In earlier stages of the conflict in Iraq, EFPs were considered the most lethal weapons used by the enemy and were responsible for the deaths of hundreds of U.S. troops in attacks on convoys and armored vehicles, according to U.S. officials.

EFPs use an explosive shaped charge to transform a copper or steel plate into a high-velocity projectile that can penetrate even the most heavily armored vehicles.

"We know it was a steel penetrator for an EFP," White said.

Before the withdrawal of U.S. combat forces in 2011, U.S. commanders frequently charged that Iran was behind the supply of EFPs to Shiite militants in Iraq.

In his briefing from Baghdad, White said that demoralized ISIS fighters are fleeing the battlefield or surrendering in droves in a sign of their imminent defeat following the fall of Mosul, Tal Afar, Hawija and other former strongholds of the Islamic State of Iraq and Syria.

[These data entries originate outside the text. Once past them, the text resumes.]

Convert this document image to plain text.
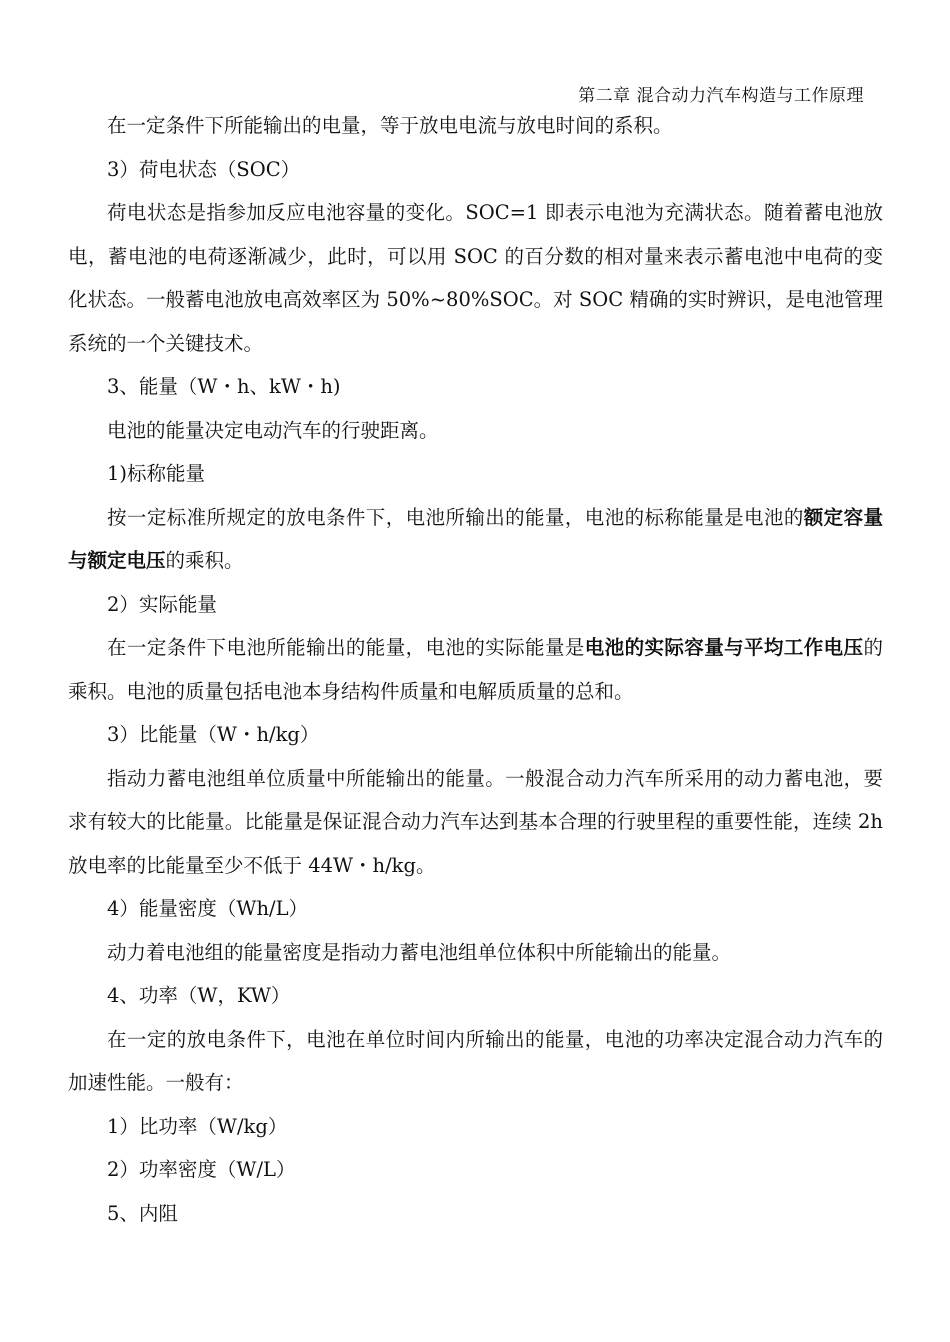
第二章 混合动力汽车构造与工作原理

在一定条件下所能输出的电量，等于放电电流与放电时间的系积。

3）荷电状态（SOC）

荷电状态是指参加反应电池容量的变化。SOC=1 即表示电池为充满状态。随着蓄电池放电，蓄电池的电荷逐渐减少，此时，可以用 SOC 的百分数的相对量来表示蓄电池中电荷的变化状态。一般蓄电池放电高效率区为 50%~80%SOC。对 SOC 精确的实时辨识，是电池管理系统的一个关键技术。

3、能量（W・h、kW・h)

电池的能量决定电动汽车的行驶距离。

1)标称能量

按一定标准所规定的放电条件下，电池所输出的能量，电池的标称能量是电池的额定容量与额定电压的乘积。

2）实际能量

在一定条件下电池所能输出的能量，电池的实际能量是电池的实际容量与平均工作电压的乘积。电池的质量包括电池本身结构件质量和电解质质量的总和。

3）比能量（W・h/kg）

指动力蓄电池组单位质量中所能输出的能量。一般混合动力汽车所采用的动力蓄电池，要求有较大的比能量。比能量是保证混合动力汽车达到基本合理的行驶里程的重要性能，连续 2h 放电率的比能量至少不低于 44W・h/kg。

4）能量密度（Wh/L）

动力着电池组的能量密度是指动力蓄电池组单位体积中所能输出的能量。

4、功率（W，KW）

在一定的放电条件下，电池在单位时间内所输出的能量，电池的功率决定混合动力汽车的加速性能。一般有：

1）比功率（W/kg）

2）功率密度（W/L）

5、内阻
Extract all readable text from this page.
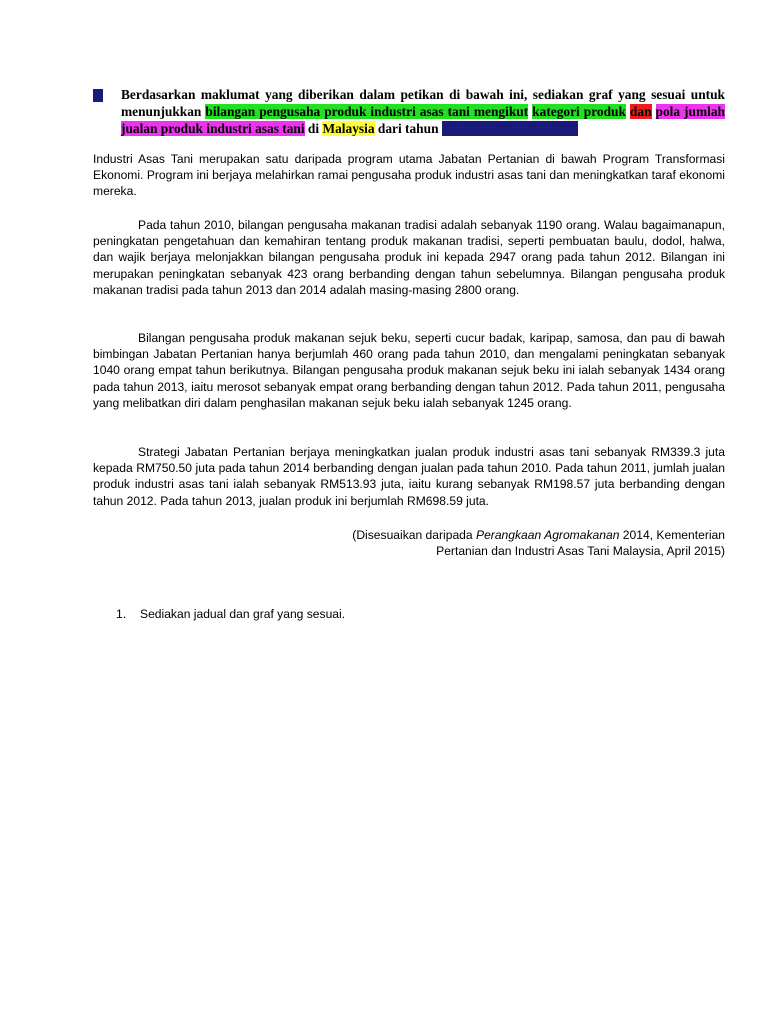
Berdasarkan maklumat yang diberikan dalam petikan di bawah ini, sediakan graf yang sesuai untuk menunjukkan bilangan pengusaha produk industri asas tani mengikut kategori produk dan pola jumlah jualan produk industri asas tani di Malaysia dari tahun 2010 hingga tahun 2014

Industri Asas Tani merupakan satu daripada program utama Jabatan Pertanian di bawah Program Transformasi Ekonomi. Program ini berjaya melahirkan ramai pengusaha produk industri asas tani dan meningkatkan taraf ekonomi mereka.

Pada tahun 2010, bilangan pengusaha makanan tradisi adalah sebanyak 1190 orang. Walau bagaimanapun, peningkatan pengetahuan dan kemahiran tentang produk makanan tradisi, seperti pembuatan baulu, dodol, halwa, dan wajik berjaya melonjakkan bilangan pengusaha produk ini kepada 2947 orang pada tahun 2012. Bilangan ini merupakan peningkatan sebanyak 423 orang berbanding dengan tahun sebelumnya. Bilangan pengusaha produk makanan tradisi pada tahun 2013 dan 2014 adalah masing-masing 2800 orang.

Bilangan pengusaha produk makanan sejuk beku, seperti cucur badak, karipap, samosa, dan pau di bawah bimbingan Jabatan Pertanian hanya berjumlah 460 orang pada tahun 2010, dan mengalami peningkatan sebanyak 1040 orang empat tahun berikutnya. Bilangan pengusaha produk makanan sejuk beku ini ialah sebanyak 1434 orang pada tahun 2013, iaitu merosot sebanyak empat orang berbanding dengan tahun 2012. Pada tahun 2011, pengusaha yang melibatkan diri dalam penghasilan makanan sejuk beku ialah sebanyak 1245 orang.

Strategi Jabatan Pertanian berjaya meningkatkan jualan produk industri asas tani sebanyak RM339.3 juta kepada RM750.50 juta pada tahun 2014 berbanding dengan jualan pada tahun 2010. Pada tahun 2011, jumlah jualan produk industri asas tani ialah sebanyak RM513.93 juta, iaitu kurang sebanyak RM198.57 juta berbanding dengan tahun 2012. Pada tahun 2013, jualan produk ini berjumlah RM698.59 juta.

(Disesuaikan daripada Perangkaan Agromakanan 2014, Kementerian
Pertanian dan Industri Asas Tani Malaysia, April 2015)
1. Sediakan jadual dan graf yang sesuai.
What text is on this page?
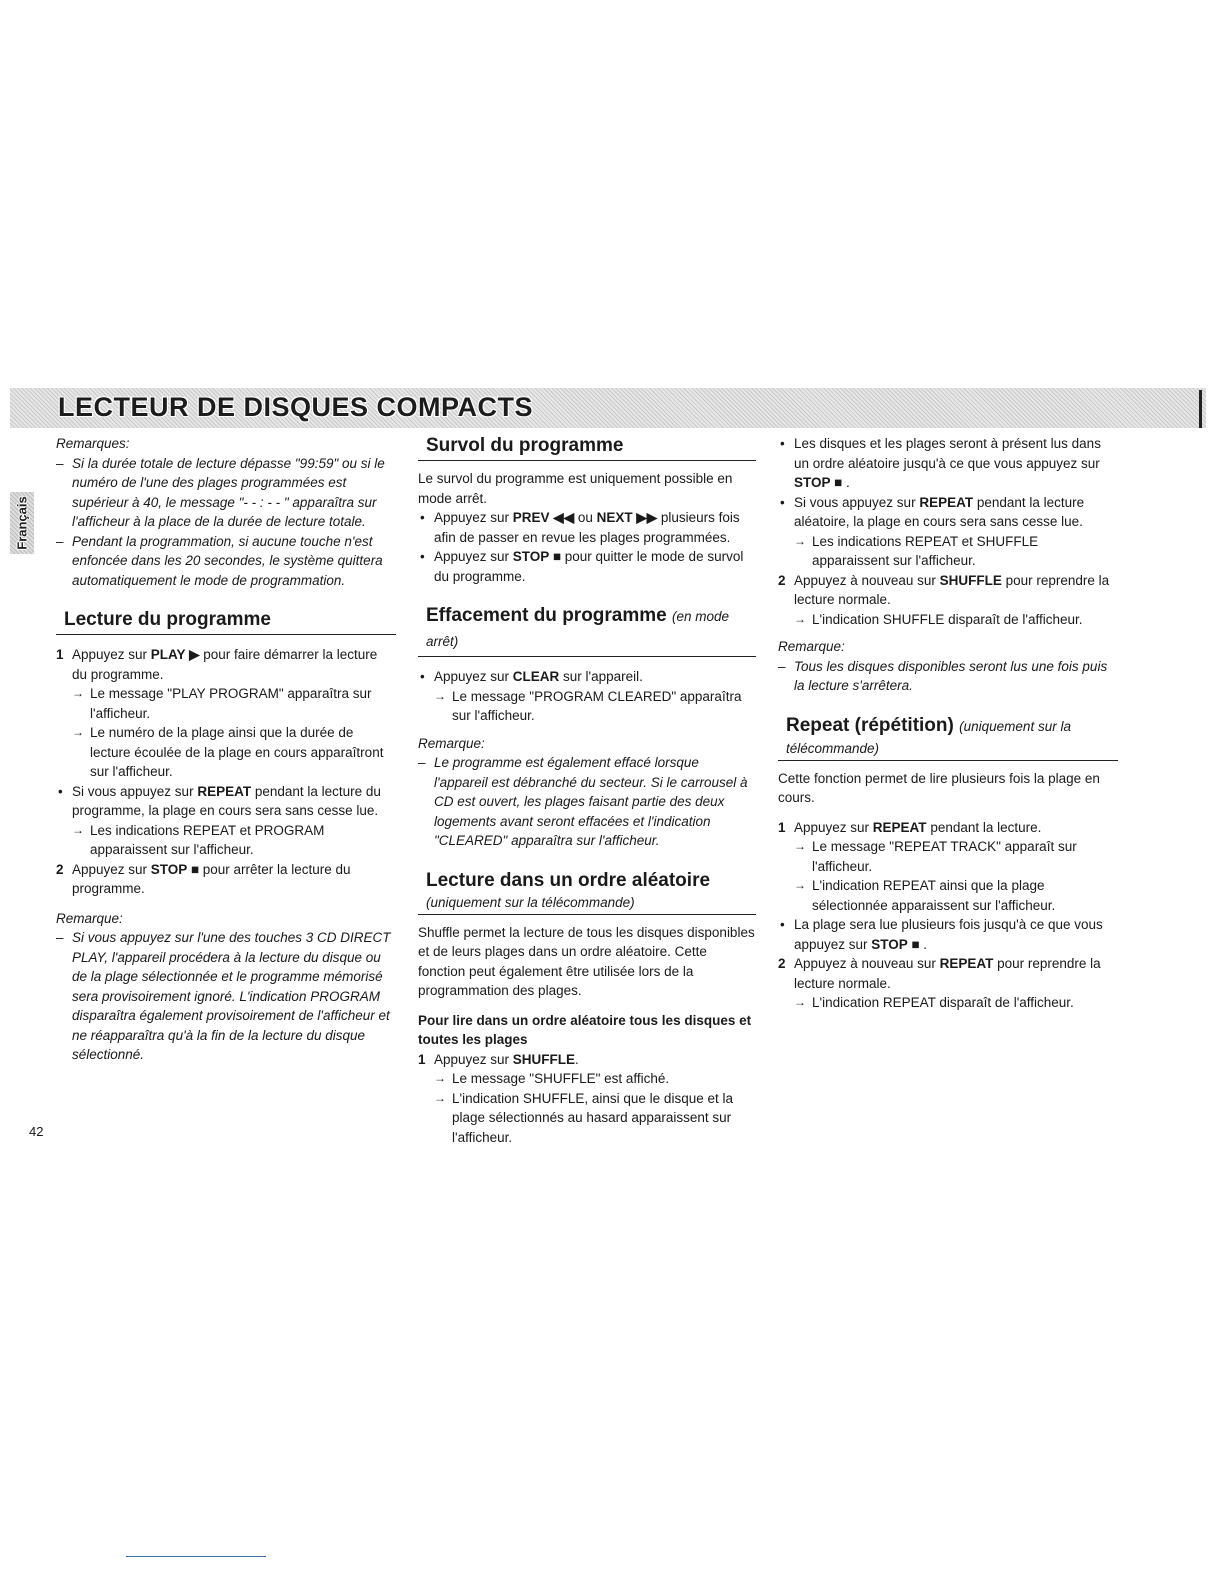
LECTEUR DE DISQUES COMPACTS
Français

Remarques:

– Si la durée totale de lecture dépasse "99:59" ou si le numéro de l'une des plages programmées est supérieur à 40, le message "- - : - - " apparaîtra sur l'afficheur à la place de la durée de lecture totale.

– Pendant la programmation, si aucune touche n'est enfoncée dans les 20 secondes, le système quittera automatiquement le mode de programmation.

Lecture du programme
1 Appuyez sur PLAY ▶ pour faire démarrer la lecture du programme.
→ Le message "PLAY PROGRAM" apparaîtra sur l'afficheur.
→ Le numéro de la plage ainsi que la durée de lecture écoulée de la plage en cours apparaîtront sur l'afficheur.
• Si vous appuyez sur REPEAT pendant la lecture du programme, la plage en cours sera sans cesse lue.
→ Les indications REPEAT et PROGRAM apparaissent sur l'afficheur.
2 Appuyez sur STOP ■ pour arrêter la lecture du programme.

Remarque:

– Si vous appuyez sur l'une des touches 3 CD DIRECT PLAY, l'appareil procédera à la lecture du disque ou de la plage sélectionnée et le programme mémorisé sera provisoirement ignoré. L'indication PROGRAM disparaîtra également provisoirement de l'afficheur et ne réapparaîtra qu'à la fin de la lecture du disque sélectionné.

Survol du programme

Le survol du programme est uniquement possible en mode arrêt.

• Appuyez sur PREV ◀◀ ou NEXT ▶▶ plusieurs fois afin de passer en revue les plages programmées.
• Appuyez sur STOP ■ pour quitter le mode de survol du programme.
Effacement du programme (en mode arrêt)
• Appuyez sur CLEAR sur l'appareil.
→ Le message "PROGRAM CLEARED" apparaîtra sur l'afficheur.

Remarque:

– Le programme est également effacé lorsque l'appareil est débranché du secteur. Si le carrousel à CD est ouvert, les plages faisant partie des deux logements avant seront effacées et l'indication "CLEARED" apparaîtra sur l'afficheur.

Lecture dans un ordre aléatoire
(uniquement sur la télécommande)

Shuffle permet la lecture de tous les disques disponibles et de leurs plages dans un ordre aléatoire. Cette fonction peut également être utilisée lors de la programmation des plages.

Pour lire dans un ordre aléatoire tous les disques et toutes les plages

1 Appuyez sur SHUFFLE.
→ Le message "SHUFFLE" est affiché.
→ L'indication SHUFFLE, ainsi que le disque et la plage sélectionnés au hasard apparaissent sur l'afficheur.
• Les disques et les plages seront à présent lus dans un ordre aléatoire jusqu'à ce que vous appuyez sur
STOP ■ .
• Si vous appuyez sur REPEAT pendant la lecture aléatoire, la plage en cours sera sans cesse lue.
→ Les indications REPEAT et SHUFFLE apparaissent sur l'afficheur.
2 Appuyez à nouveau sur SHUFFLE pour reprendre la lecture normale.
→ L'indication SHUFFLE disparaît de l'afficheur.

Remarque:

– Tous les disques disponibles seront lus une fois puis la lecture s'arrêtera.

Repeat (répétition) (uniquement sur la
télécommande)

Cette fonction permet de lire plusieurs fois la plage en cours.

1 Appuyez sur REPEAT pendant la lecture.
→ Le message "REPEAT TRACK" apparaît sur l'afficheur.
→ L'indication REPEAT ainsi que la plage sélectionnée apparaissent sur l'afficheur.
• La plage sera lue plusieurs fois jusqu'à ce que vous appuyez sur STOP ■ .
2 Appuyez à nouveau sur REPEAT pour reprendre la lecture normale.
→ L'indication REPEAT disparaît de l'afficheur.
42
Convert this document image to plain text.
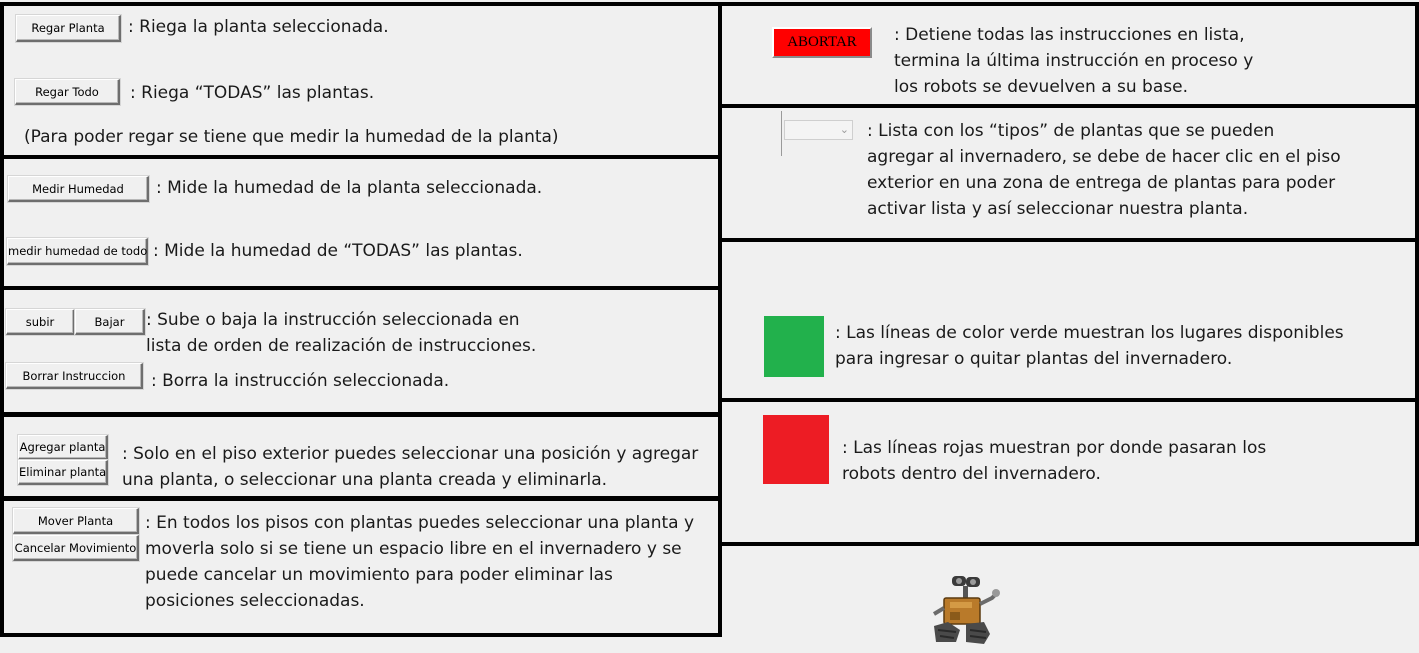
Regar Planta	: Riega la planta seleccionada.
Regar Todo	: Riega “TODAS” las plantas.
(Para poder regar se tiene que medir la humedad de la planta)
Medir Humedad	: Mide la humedad de la planta seleccionada.
medir humedad de todo : Mide la humedad de “TODAS” las plantas.
subir	Bajar	: Sube o baja la instrucción seleccionada en
lista de orden de realización de instrucciones.
Borrar Instruccion	: Borra la instrucción seleccionada.
Agregar planta
Eliminar planta
: Solo en el piso exterior puedes seleccionar una posición y agregar
una planta, o seleccionar una planta creada y eliminarla.
Mover Planta
Cancelar Movimiento
: En todos los pisos con plantas puedes seleccionar una planta y
moverla solo si se tiene un espacio libre en el invernadero y se
puede cancelar un movimiento para poder eliminar las
posiciones seleccionadas.
ABORTAR	: Detiene todas las instrucciones en lista,
termina la última instrucción en proceso y
los robots se devuelven a su base.
⌄ : Lista con los “tipos” de plantas que se pueden
agregar al invernadero, se debe de hacer clic en el piso
exterior en una zona de entrega de plantas para poder
activar lista y así seleccionar nuestra planta.
: Las líneas de color verde muestran los lugares disponibles
para ingresar o quitar plantas del invernadero.
: Las líneas rojas muestran por donde pasaran los
robots dentro del invernadero.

"Daesh [another name for ISIS] is fighting for survival. The physical caliphate has been defeated" with the ouster of ISIS fighters from 95 percent of Iraq's territory, he said. "They're starting to run away, and they're starting to surrender."

"They're losing, they know they're losing, and they're on their way out," White said, but the U.S. commitment in Iraq will remain to prevent a return of ISIS and to assist the central government in Baghdad in bringing about political stability.

That stability is now threatened by the independence movement in the Kurdish region.

"We're here to help the Iraqi Security Forces defeat ISIS," White said. "What's happening between the KRG [Kurdish Regional Government] and GOI [Government of Iraq] is political in nature, and it's for them to resolve."

He said that U.S. training for Kurdish Peshmerga forces is continuing in Irbil, capital of the Kurdish region.

As far as "any type of assistance from the government of Iraq to Irbil being cut off -- it has to be something you talk to the government of Iraq about," White said.

The general disclosed that he met last week in Irbil with Masoud Barzani, president of the Kurdish region.

Barzani "was concerned that the coalition would stop providing support to his forces in the form of training," White said. "I assured him that that was not the case" and the training would continue "until I was instructed or ordered otherwise. And it has to date, and we are still programming that training well into the future."